Jessen, Heather M; Kolodkin, Mira H; Bychowski, Meaghan E; Auger, Catherine J; Auger, Anthony P
Nuclear receptor function on DNA is regulated by the balanced recruitment of coregulatory complexes. Recruited proteins that increase gene expression are called coactivators, and those that decrease gene expression are called corepressors. Little is known about the role of corepressors, such as nuclear receptor corepressor (NCoR), on the organization of behavior. We used real-time PCR to show that NCoR mRNA levels are sexually dimorphic, that females express higher levels of NCoR mRNA within the developing amygdala and hypothalamus, and that NCoR mRNA levels are reduced by estradiol treatment.

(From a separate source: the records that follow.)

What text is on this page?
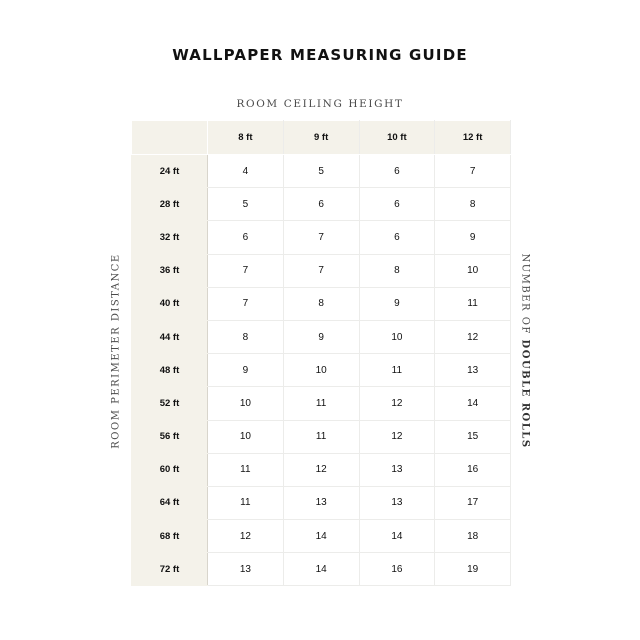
WALLPAPER MEASURING GUIDE
ROOM CEILING HEIGHT
ROOM PERIMETER DISTANCE	NUMBER OF DOUBLE ROLLS
	8 ft	9 ft	10 ft	12 ft
24 ft	4	5	6	7
28 ft	5	6	6	8
32 ft	6	7	6	9
36 ft	7	7	8	10
40 ft	7	8	9	11
44 ft	8	9	10	12
48 ft	9	10	11	13
52 ft	10	11	12	14
56 ft	10	11	12	15
60 ft	11	12	13	16
64 ft	11	13	13	17
68 ft	12	14	14	18
72 ft	13	14	16	19
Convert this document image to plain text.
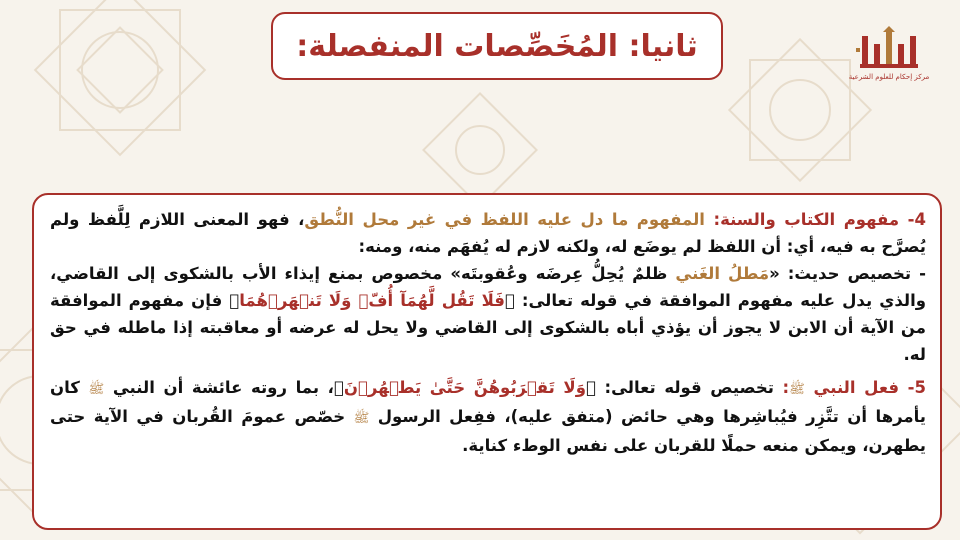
ثانيا: المُخَصِّصات المنفصلة:
مركز إحكام للعلوم الشرعية

4- مفهوم الكتاب والسنة: المفهوم ما دل عليه اللفظ في غير محل النُّطق، فهو المعنى اللازم لِلَّفظ ولم يُصرَّح به فيه، أي: أن اللفظ لم يوضَع له، ولكنه لازم له يُفهَم منه، ومنه:
- تخصيص حديث: «مَطلُ الغَني ظلمٌ يُحِلُّ عِرضَه وعُقوبتَه» مخصوص بمنع إيذاء الأب بالشكوى إلى القاضي، والذي يدل عليه مفهوم الموافقة في قوله تعالى: ﴿فَلَا تَقُل لَّهُمَآ أُفّٖ وَلَا تَنۡهَرۡهُمَا﴾ فإن مفهوم الموافقة من الآية أن الابن لا يجوز أن يؤذي أباه بالشكوى إلى القاضي ولا يحل له عرضه أو معاقبته إذا ماطله في حق له.

5- فعل النبي ﷺ: تخصيص قوله تعالى: ﴿وَلَا تَقۡرَبُوهُنَّ حَتَّىٰ يَطۡهُرۡنَ﴾، بما روته عائشة أن النبي ﷺ كان يأمرها أن تتَّزِر فيُباشِرها وهي حائض (متفق عليه)، ففِعل الرسول ﷺ خصّص عمومَ القُربان في الآية حتى يطهرن، ويمكن منعه حملًا للقربان على نفس الوطء كناية.
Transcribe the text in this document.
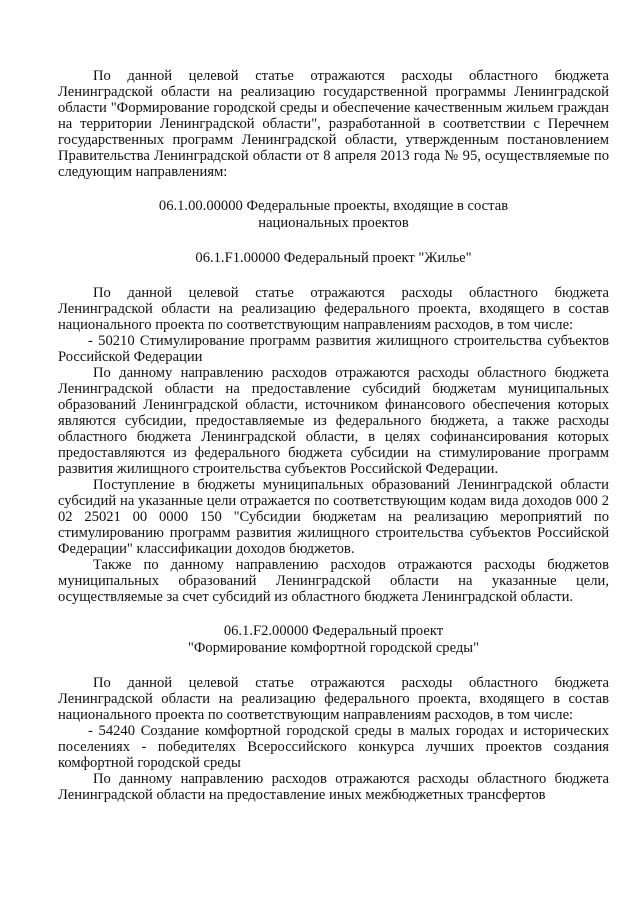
По данной целевой статье отражаются расходы областного бюджета Ленинградской области на реализацию государственной программы Ленинградской области "Формирование городской среды и обеспечение качественным жильем граждан на территории Ленинградской области", разработанной в соответствии с Перечнем государственных программ Ленинградской области, утвержденным постановлением Правительства Ленинградской области от 8 апреля 2013 года № 95, осуществляемые по следующим направлениям:

06.1.00.00000 Федеральные проекты, входящие в состав
национальных проектов

06.1.F1.00000 Федеральный проект "Жилье"

По данной целевой статье отражаются расходы областного бюджета Ленинградской области на реализацию федерального проекта, входящего в состав национального проекта по соответствующим направлениям расходов, в том числе:

- 50210 Стимулирование программ развития жилищного строительства субъектов Российской Федерации

По данному направлению расходов отражаются расходы областного бюджета Ленинградской области на предоставление субсидий бюджетам муниципальных образований Ленинградской области, источником финансового обеспечения которых являются субсидии, предоставляемые из федерального бюджета, а также расходы областного бюджета Ленинградской области, в целях софинансирования которых предоставляются из федерального бюджета субсидии на стимулирование программ развития жилищного строительства субъектов Российской Федерации.

Поступление в бюджеты муниципальных образований Ленинградской области субсидий на указанные цели отражается по соответствующим кодам вида доходов 000 2 02 25021 00 0000 150 "Субсидии бюджетам на реализацию мероприятий по стимулированию программ развития жилищного строительства субъектов Российской Федерации" классификации доходов бюджетов.

Также по данному направлению расходов отражаются расходы бюджетов муниципальных образований Ленинградской области на указанные цели, осуществляемые за счет субсидий из областного бюджета Ленинградской области.

06.1.F2.00000 Федеральный проект
"Формирование комфортной городской среды"

По данной целевой статье отражаются расходы областного бюджета Ленинградской области на реализацию федерального проекта, входящего в состав национального проекта по соответствующим направлениям расходов, в том числе:

- 54240 Создание комфортной городской среды в малых городах и исторических поселениях - победителях Всероссийского конкурса лучших проектов создания комфортной городской среды

По данному направлению расходов отражаются расходы областного бюджета Ленинградской области на предоставление иных межбюджетных трансфертов
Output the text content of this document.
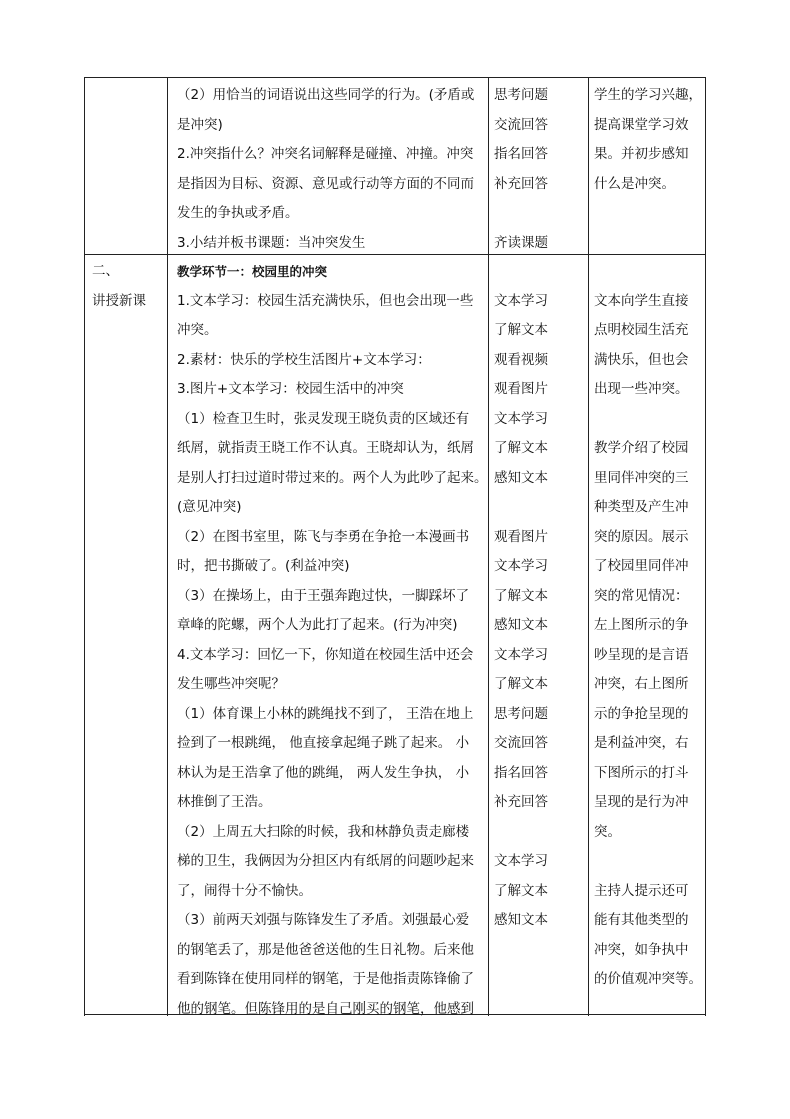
（2）用恰当的词语说出这些同学的行为。(矛盾或
是冲突)
2.冲突指什么？冲突名词解释是碰撞、冲撞。冲突
是指因为目标、资源、意见或行动等方面的不同而
发生的争执或矛盾。
3.小结并板书课题：当冲突发生
思考问题
交流回答
指名回答
补充回答
齐读课题
学生的学习兴趣，
提高课堂学习效
果。并初步感知
什么是冲突。
二、
讲授新课
教学环节一：校园里的冲突
1.文本学习：校园生活充满快乐，但也会出现一些
冲突。
2.素材：快乐的学校生活图片+文本学习：
3.图片+文本学习：校园生活中的冲突
（1）检查卫生时，张灵发现王晓负责的区域还有
纸屑，就指责王晓工作不认真。王晓却认为，纸屑
是别人打扫过道时带过来的。两个人为此吵了起来。
(意见冲突)
（2）在图书室里，陈飞与李勇在争抢一本漫画书
时，把书撕破了。(利益冲突)
（3）在操场上，由于王强奔跑过快，一脚踩坏了
章峰的陀螺，两个人为此打了起来。(行为冲突)
4.文本学习：回忆一下，你知道在校园生活中还会
发生哪些冲突呢？
（1）体育课上小林的跳绳找不到了， 王浩在地上
捡到了一根跳绳， 他直接拿起绳子跳了起来。 小
林认为是王浩拿了他的跳绳， 两人发生争执， 小
林推倒了王浩。
（2）上周五大扫除的时候，我和林静负责走廊楼
梯的卫生，我俩因为分担区内有纸屑的问题吵起来
了，闹得十分不愉快。
（3）前两天刘强与陈锋发生了矛盾。刘强最心爱
的钢笔丢了，那是他爸爸送他的生日礼物。后来他
看到陈锋在使用同样的钢笔，于是他指责陈锋偷了
他的钢笔。但陈锋用的是自己刚买的钢笔，他感到
文本学习
了解文本
观看视频
观看图片
文本学习
了解文本
感知文本
观看图片
文本学习
了解文本
感知文本
文本学习
了解文本
思考问题
交流回答
指名回答
补充回答
文本学习
了解文本
感知文本
文本向学生直接
点明校园生活充
满快乐，但也会
出现一些冲突。
教学介绍了校园
里同伴冲突的三
种类型及产生冲
突的原因。展示
了校园里同伴冲
突的常见情况：
左上图所示的争
吵呈现的是言语
冲突，右上图所
示的争抢呈现的
是利益冲突，右
下图所示的打斗
呈现的是行为冲
突。
主持人提示还可
能有其他类型的
冲突，如争执中
的价值观冲突等。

To investigate the functional role of NCoR on juvenile social behavior, we infused small interfering RNA targeted against NCoR within the developing rat amygdala and assessed the enduring impact on juvenile social play behavior, sociability, and anxiety-like behavior. As expected, control males exhibited higher levels of juvenile social play than control females. Reducing NCoR expression during development further increased juvenile play in males only. Interestingly, decreased NCoR expression within the developing amygdala had lasting effects on increasing juvenile anxiety-like behavior in males and females. These data suggest that the corepressor NCoR functions to blunt sex differences in juvenile play behavior, a sexually dimorphic and hormone-dependent behavior, and appears critical for appropriate anxiety-like behavior in juvenile males and females.